Frequently asked questions

What drives protein folding?

Hydrophobic effect dominates. Nonpolar amino acids bury inside (away from water); polar amino acids on outside (interact with water). Plus: H-bonds (backbone + side chains), ionic interactions (salt bridges between charged residues), disulfide bonds (between cysteines), van der Waals (close packing). Result: specific 3D structure where energy is minimized.

What are secondary structures?

Local arrangements stabilized by H-bonds between backbone atoms. (1) α-helix: 3.6 residues per turn; H-bonds between i and i+4; common (~30% of residues). (2) β-sheet: extended strands H-bonded laterally; parallel or antiparallel. (3) β-turn: short reversal of direction. (4) Random coil: less ordered. Combined: structural framework of proteins.

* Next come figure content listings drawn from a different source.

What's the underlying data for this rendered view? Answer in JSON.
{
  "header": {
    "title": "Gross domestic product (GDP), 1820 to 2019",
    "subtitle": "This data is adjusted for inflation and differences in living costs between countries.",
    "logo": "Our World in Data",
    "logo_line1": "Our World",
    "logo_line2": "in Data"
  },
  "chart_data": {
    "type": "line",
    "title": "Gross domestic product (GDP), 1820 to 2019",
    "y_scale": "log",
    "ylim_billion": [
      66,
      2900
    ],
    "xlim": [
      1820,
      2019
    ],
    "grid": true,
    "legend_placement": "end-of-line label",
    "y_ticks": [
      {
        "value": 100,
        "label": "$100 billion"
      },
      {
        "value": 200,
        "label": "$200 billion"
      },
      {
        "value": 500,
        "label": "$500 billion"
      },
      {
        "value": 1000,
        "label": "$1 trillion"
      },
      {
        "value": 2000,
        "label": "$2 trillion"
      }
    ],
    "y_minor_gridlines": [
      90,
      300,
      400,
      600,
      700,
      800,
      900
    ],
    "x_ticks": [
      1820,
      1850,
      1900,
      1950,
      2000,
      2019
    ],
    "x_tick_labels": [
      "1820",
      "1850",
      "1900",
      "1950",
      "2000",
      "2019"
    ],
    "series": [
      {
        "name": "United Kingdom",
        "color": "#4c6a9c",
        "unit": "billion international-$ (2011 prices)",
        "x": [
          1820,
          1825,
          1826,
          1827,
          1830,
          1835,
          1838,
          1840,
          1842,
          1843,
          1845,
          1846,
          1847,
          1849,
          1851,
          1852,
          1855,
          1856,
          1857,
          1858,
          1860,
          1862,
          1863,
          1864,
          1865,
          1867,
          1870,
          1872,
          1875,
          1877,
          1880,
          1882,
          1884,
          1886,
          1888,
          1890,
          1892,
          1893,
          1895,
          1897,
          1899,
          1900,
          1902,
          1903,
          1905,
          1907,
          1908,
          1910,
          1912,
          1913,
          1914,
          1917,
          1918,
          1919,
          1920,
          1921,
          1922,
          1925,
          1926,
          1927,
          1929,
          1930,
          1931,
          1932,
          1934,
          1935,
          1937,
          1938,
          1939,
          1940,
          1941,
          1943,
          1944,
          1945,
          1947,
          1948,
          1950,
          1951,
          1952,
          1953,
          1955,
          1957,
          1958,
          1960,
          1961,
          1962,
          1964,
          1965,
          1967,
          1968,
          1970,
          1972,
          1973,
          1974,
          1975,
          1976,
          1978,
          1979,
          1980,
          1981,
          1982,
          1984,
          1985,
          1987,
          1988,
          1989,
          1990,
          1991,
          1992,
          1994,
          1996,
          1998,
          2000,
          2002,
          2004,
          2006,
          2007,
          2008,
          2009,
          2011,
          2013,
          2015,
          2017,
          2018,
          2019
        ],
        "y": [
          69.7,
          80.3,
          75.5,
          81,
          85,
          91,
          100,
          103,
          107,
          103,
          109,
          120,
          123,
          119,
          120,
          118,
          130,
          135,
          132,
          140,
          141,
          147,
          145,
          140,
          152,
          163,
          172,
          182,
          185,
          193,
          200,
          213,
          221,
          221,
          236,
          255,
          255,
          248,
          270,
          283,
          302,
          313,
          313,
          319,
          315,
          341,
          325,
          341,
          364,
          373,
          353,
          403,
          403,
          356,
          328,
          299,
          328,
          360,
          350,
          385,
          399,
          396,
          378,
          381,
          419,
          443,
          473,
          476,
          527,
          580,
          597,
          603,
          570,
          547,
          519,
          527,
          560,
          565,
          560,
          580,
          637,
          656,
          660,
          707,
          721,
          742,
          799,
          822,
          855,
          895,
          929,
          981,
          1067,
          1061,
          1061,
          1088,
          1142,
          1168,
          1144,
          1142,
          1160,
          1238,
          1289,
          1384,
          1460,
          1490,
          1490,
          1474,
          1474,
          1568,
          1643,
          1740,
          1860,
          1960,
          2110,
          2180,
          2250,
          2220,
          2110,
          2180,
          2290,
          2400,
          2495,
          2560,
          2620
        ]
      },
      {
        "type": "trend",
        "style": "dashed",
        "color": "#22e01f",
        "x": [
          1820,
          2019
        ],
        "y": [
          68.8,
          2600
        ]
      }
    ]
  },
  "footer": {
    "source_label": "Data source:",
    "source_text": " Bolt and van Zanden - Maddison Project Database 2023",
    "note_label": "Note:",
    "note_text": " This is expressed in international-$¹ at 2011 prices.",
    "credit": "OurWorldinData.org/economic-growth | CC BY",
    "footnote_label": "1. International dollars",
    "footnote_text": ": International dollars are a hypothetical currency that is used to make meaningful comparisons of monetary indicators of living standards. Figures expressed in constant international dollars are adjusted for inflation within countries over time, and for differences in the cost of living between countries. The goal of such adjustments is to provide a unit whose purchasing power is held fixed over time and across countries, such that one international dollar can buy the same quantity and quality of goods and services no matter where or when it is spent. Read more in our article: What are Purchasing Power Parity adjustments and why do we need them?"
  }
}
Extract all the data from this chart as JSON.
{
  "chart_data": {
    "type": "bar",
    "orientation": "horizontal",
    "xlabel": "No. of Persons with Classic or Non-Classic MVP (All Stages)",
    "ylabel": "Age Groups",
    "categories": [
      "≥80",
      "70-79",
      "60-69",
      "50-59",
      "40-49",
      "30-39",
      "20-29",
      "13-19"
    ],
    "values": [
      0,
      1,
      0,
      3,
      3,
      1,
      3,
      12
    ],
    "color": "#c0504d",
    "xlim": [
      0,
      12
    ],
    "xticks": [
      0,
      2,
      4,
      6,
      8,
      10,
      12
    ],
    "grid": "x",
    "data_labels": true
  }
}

What's tertiary structure?

Overall 3D arrangement of single polypeptide chain. Combines secondary structures into specific shape. Stabilized by: hydrophobic packing, H-bonds, salt bridges, disulfide bonds. Functional shape — active site of enzyme, binding pocket of receptor, etc. Each protein has unique tertiary structure determined by sequence.

What's quaternary structure?

Multi-subunit proteins. Multiple polypeptide chains assembled. Examples: hemoglobin (4 subunits — 2 α + 2 β), antibodies (4 chains), DNA polymerase (multiple subunits). Subunits: same (homo-oligomer) or different (hetero-oligomer). Binding sites between subunits; sometimes regulated allosterically (cooperativity in hemoglobin).

What's Levinthal's paradox?

Levinthal (1968): if protein folded by random search through all conformations, would take ~10⁵⁰ years. Actual folding: microseconds to seconds. Conclusion: folding is directed. Modern explanation: energy landscape is funnel-shaped; folded state is at bottom. Many paths to same final state. Folding is rapid optimization, not random search.

What's a chaperone?

Helper protein that assists folding. (1) Heat shock proteins (HSP60, HSP70) — bind nascent or partially folded proteins; prevent aggregation; release for proper folding. (2) GroEL/GroES (bacterial): "folding cage" where proteins fold isolated. Critical: folding crowded cellular environment; preventing misfolding under stress.

What's protein misfolding?

Improper structure. Causes diseases. (1) Prion diseases: PrP misfolds → β-rich form; aggregates; transmissible. Examples: mad cow (BSE), CJD, scrapie. (2) Alzheimer's: amyloid β plaques + tau tangles. (3) Parkinson's: α-synuclein. (4) Huntington's: polyglutamine aggregates. Misfolded proteins often form amyloid fibrils — β-sheet structures.

What's AlphaFold?

AI model from DeepMind (2020-2021). Predicts protein 3D structure from sequence with accuracy approaching experimental methods. CASP14: nearly solved problem. Open access database: most known proteins now have predicted structures. Revolutionizing structural biology, drug discovery. Demis Hassabis, John Jumper Nobel Prize 2024 (Chemistry).